Но на Эвелину мои сарказмы не произвели никакого впечатления.
— Ты же сам сказал, что рюнский хлеб — это не бог весть как много.
— Да, по сравнению с тем, что у нас, к счастью, есть в закромах. И все же тысяча двести пятьдесят килограммов зерна — не так уж мало хлеба.
— Но в крайнем случае мы ведь могли и без хлеба обойтись! Ты сам говорил! — живо добавила она с упреком.
И в самом деле, что я ни скажу, навеки отпечатывается в ее памяти.
— В крайнем случае да. Но кто знает, вдруг будущий год окажется неурожайным. Лучше иметь небольшой избыток. Хотя бы для того, чтобы, если понадобится, помочь нашим друзьям ларокезцам.
— А почему же мы не помогли этим людям?
— Я уже тебе сказал — их было слишком много.
— Не больше, чем ларокезцев.
— Но там ведь наши знакомые. — И так как она молчала, я начал перечислять: — Пимон, Аньес Пимон, Лануай, Жюдит и Марсель, который тебя приютил.
— Да, — сказала она. — И еще Пужес. Что-то его давно не видно.
Что верно, то верно. Прошло уже дней десять, как старый пройдоха не являлся в Мальвиль омочить в нашем вине кончики своих усов. Так и закончился наш спор, не приведя ни к какому результату. Типичная для Эвелины манера заканчивать наши с ней распри, ни в чем, впрочем, не уступив. Однако я был поражен — как по-взрослому она рассуждала. Где ее былая ребячливость? И как она стала правильно выражаться. С тех пор как я «ничего ей не спускал», она перестала прикидываться несмышленой малолеткой.
— Ну ладно, — заявил я. — Аудиенция окончена. Отправляйся к себе. Я буду спать.
Она уцепилась за меня.
— Можно я побуду с тобой еще немножко, Эмманюэль, разреши, — залепетала она, только что не присюсюкивая, как младенец.
— Нет, нельзя. Марш.
Она повиновалась, и притом беспрекословно. Я бы даже сказал, с каким-то особым пылом, точно намерена была всю жизнь упоенно исполнять мои приказания.

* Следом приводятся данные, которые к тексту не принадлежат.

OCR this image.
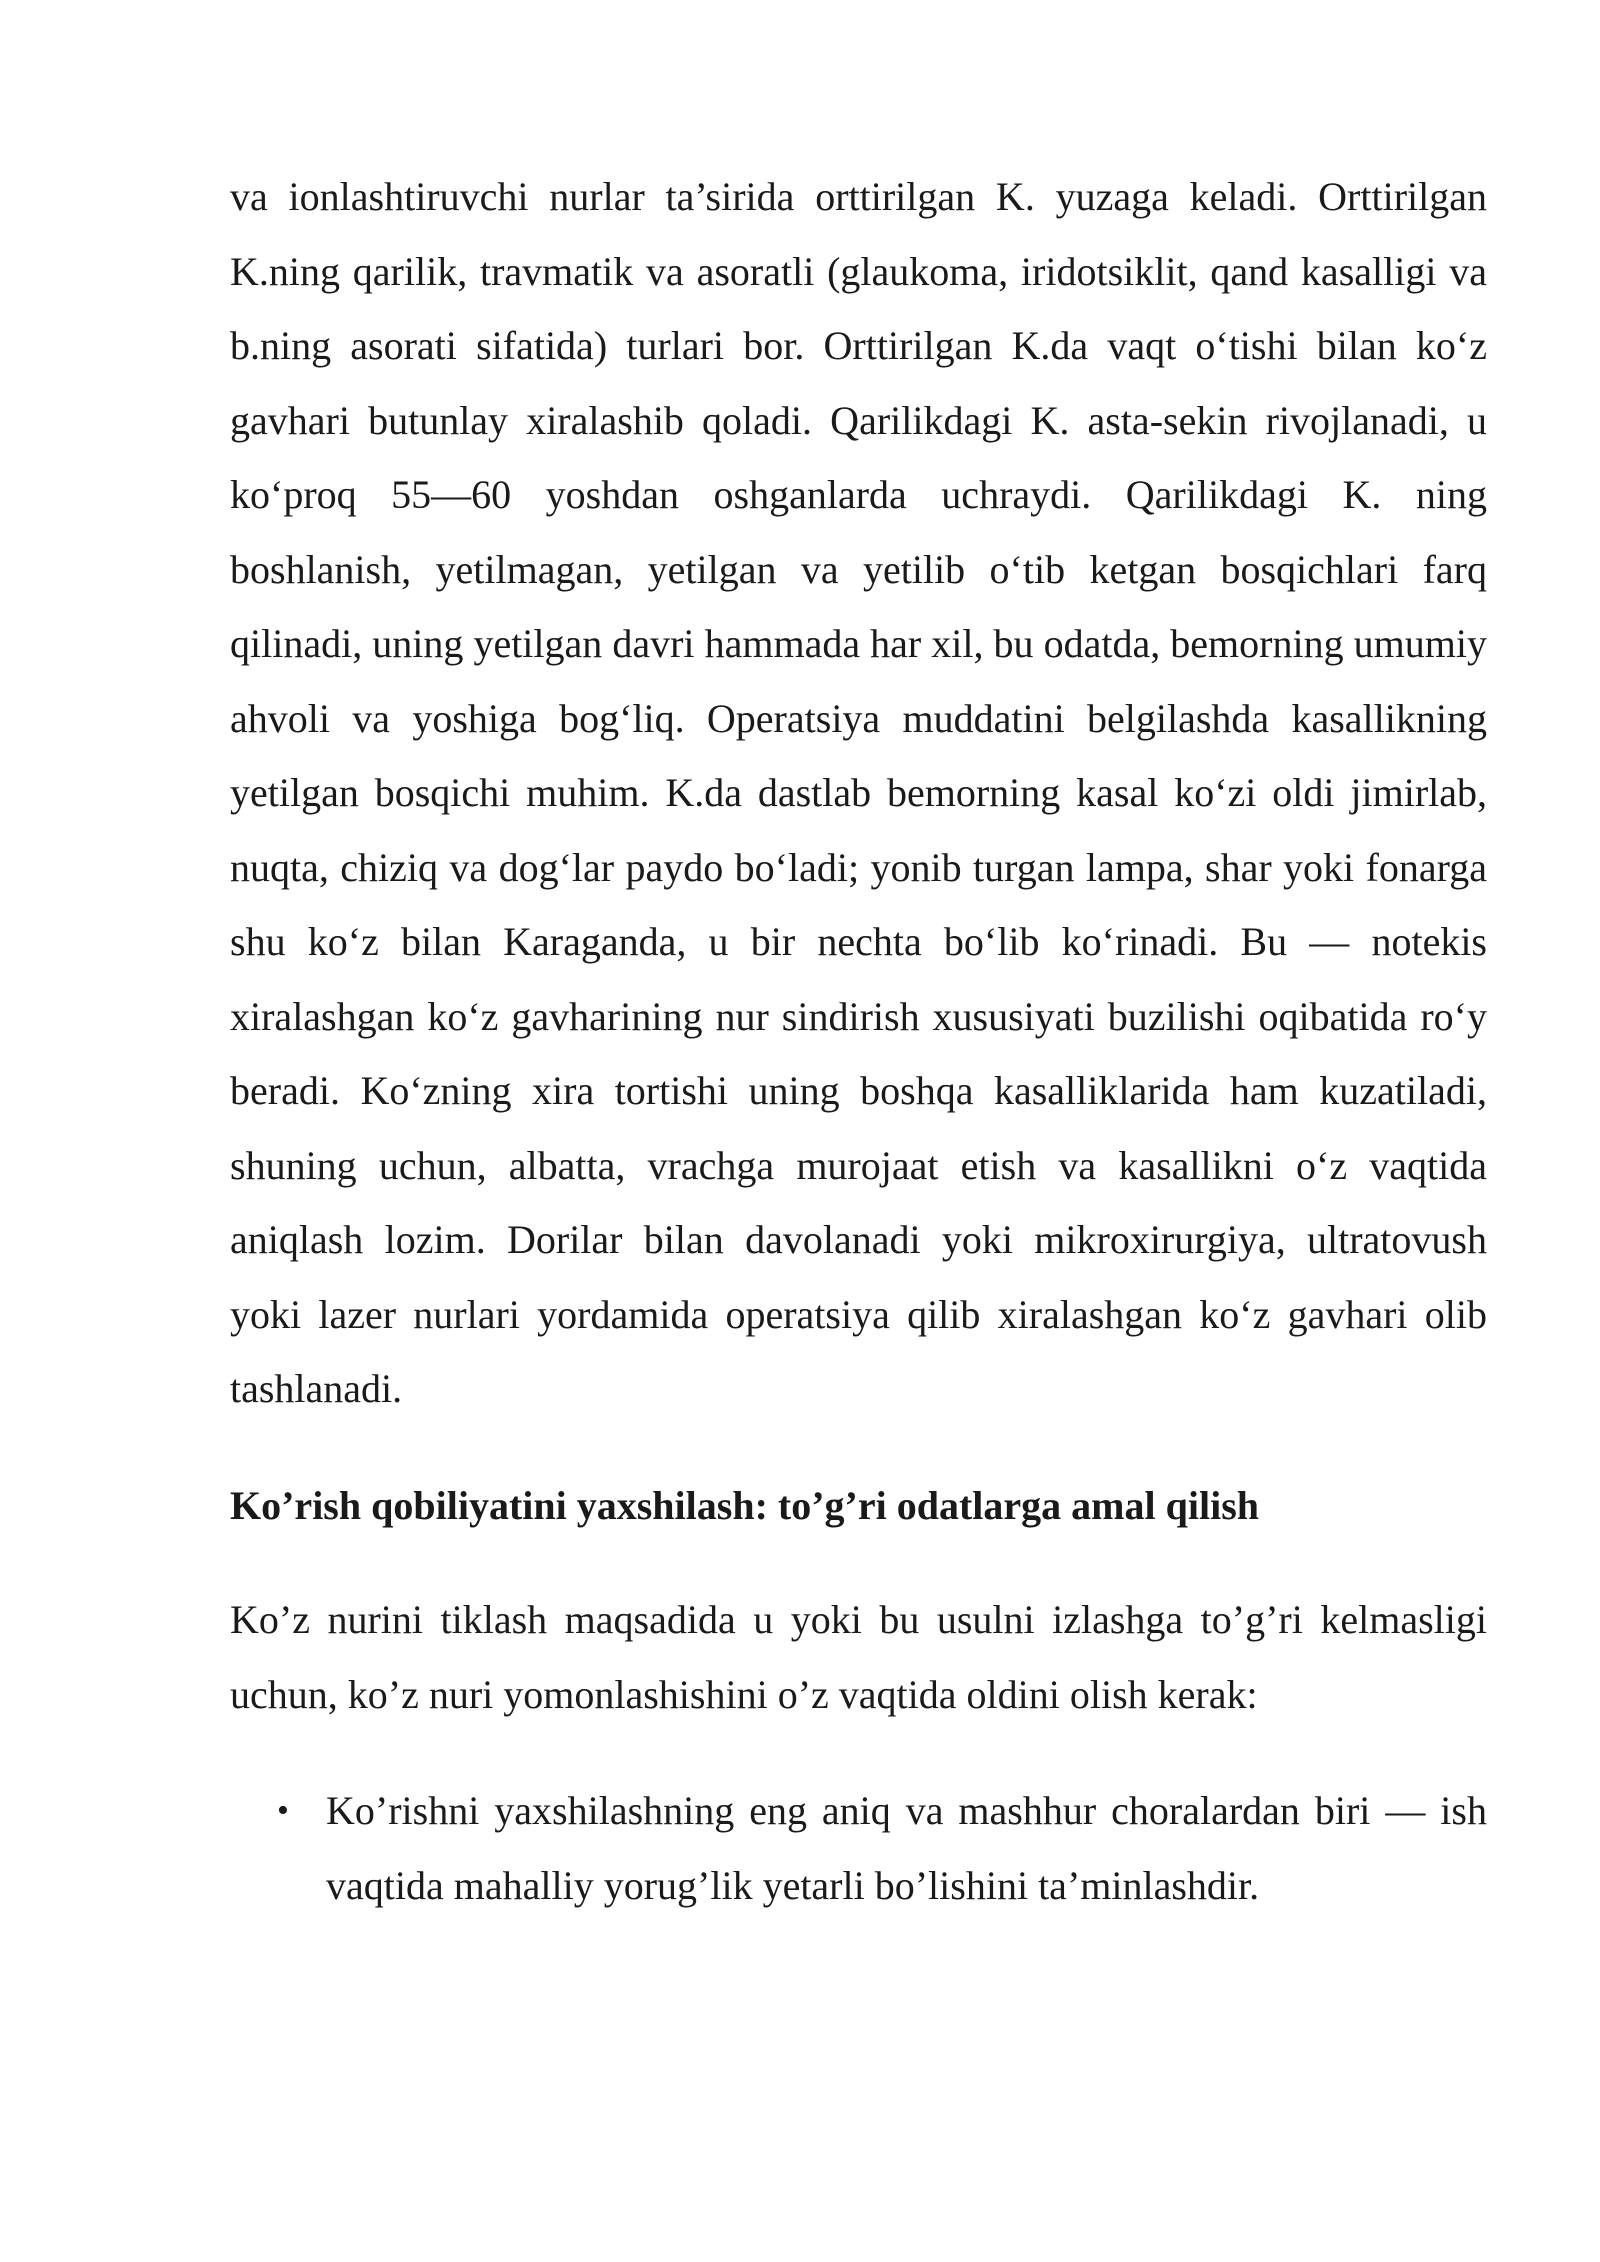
va ionlashtiruvchi nurlar ta’sirida orttirilgan K. yuzaga keladi. Orttirilgan K.ning qarilik, travmatik va asoratli (glaukoma, iridotsiklit, qand kasalligi va b.ning asorati sifatida) turlari bor. Orttirilgan K.da vaqt o‘tishi bilan ko‘z gavhari butunlay xiralashib qoladi. Qarilikdagi K. asta-sekin rivojlanadi, u ko‘proq 55—60 yoshdan oshganlarda uchraydi. Qarilikdagi K. ning boshlanish, yetilmagan, yetilgan va yetilib o‘tib ketgan bosqichlari farq qilinadi, uning yetilgan davri hammada har xil, bu odatda, bemorning umumiy ahvoli va yoshiga bog‘liq. Operatsiya muddatini belgilashda kasallikning yetilgan bosqichi muhim. K.da dastlab bemorning kasal ko‘zi oldi jimirlab, nuqta, chiziq va dog‘lar paydo bo‘ladi; yonib turgan lampa, shar yoki fonarga shu ko‘z bilan Karaganda, u bir nechta bo‘lib ko‘rinadi. Bu — notekis xiralashgan ko‘z gavharining nur sindirish xususiyati buzilishi oqibatida ro‘y beradi. Ko‘zning xira tortishi uning boshqa kasalliklarida ham kuzatiladi, shuning uchun, albatta, vrachga murojaat etish va kasallikni o‘z vaqtida aniqlash lozim. Dorilar bilan davolanadi yoki mikroxirurgiya, ultratovush yoki lazer nurlari yordamida operatsiya qilib xiralashgan ko‘z gavhari olib tashlanadi.

Ko’rish qobiliyatini yaxshilash: to’g’ri odatlarga amal qilish

Ko’z nurini tiklash maqsadida u yoki bu usulni izlashga to’g’ri kelmasligi uchun, ko’z nuri yomonlashishini o’z vaqtida oldini olish kerak:

• Ko’rishni yaxshilashning eng aniq va mashhur choralardan biri — ish vaqtida mahalliy yorug’lik yetarli bo’lishini ta’minlashdir.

И все же что-то скрывалось в ее головке, чего я не мог понять до конца. Она говорила со мной об убитых бродягах — и ни словом не заикнулась о Момо.
Правда, и сама Мену никогда не заговаривала о Момо. В день гибели ее сына я строил самые разные предположения о том, как она будет вести себя в дальнейшем, но ни одно из них не оправдалось. Она не впала в тупое отчаяние. Не выпустила из рук бразды правления нашим хозяйством. По-прежнему полновластно распоряжалась женской частью мальвильского населения, клевала чаще всего самую старую и болтливую клушу, но при случае, правда, более осмотрительно, не давала спуску и молоденьким хохлаткам, причем Кати чаще, чем Мьетте, принимая во внимание, что Кати сама могла пустить в ход свой острый клюв. И аппетита Мену не потеряла, по-прежнему проворно орудовала вилкой и не отказывалась от стаканчика, хотя потолстеть ей, видно, не суждено было никогда. Наконец, она была все такая же опрятная — маленький, начищенный до блеска скелетик, где все мускулы, все внутренние органы были доведены до минимальных размеров; волосы туго стянуты пучком на затылке мумифицированной головки, черный, чисто выстиранный фартук пришпилен английскими булавками к вырезу на самой плоской в мире груди. Сухонькая, маленькая, она по-прежнему быстро семенила, шаркая своими не по росту большими ступнями, вытянув вперед худую, жилистую шею.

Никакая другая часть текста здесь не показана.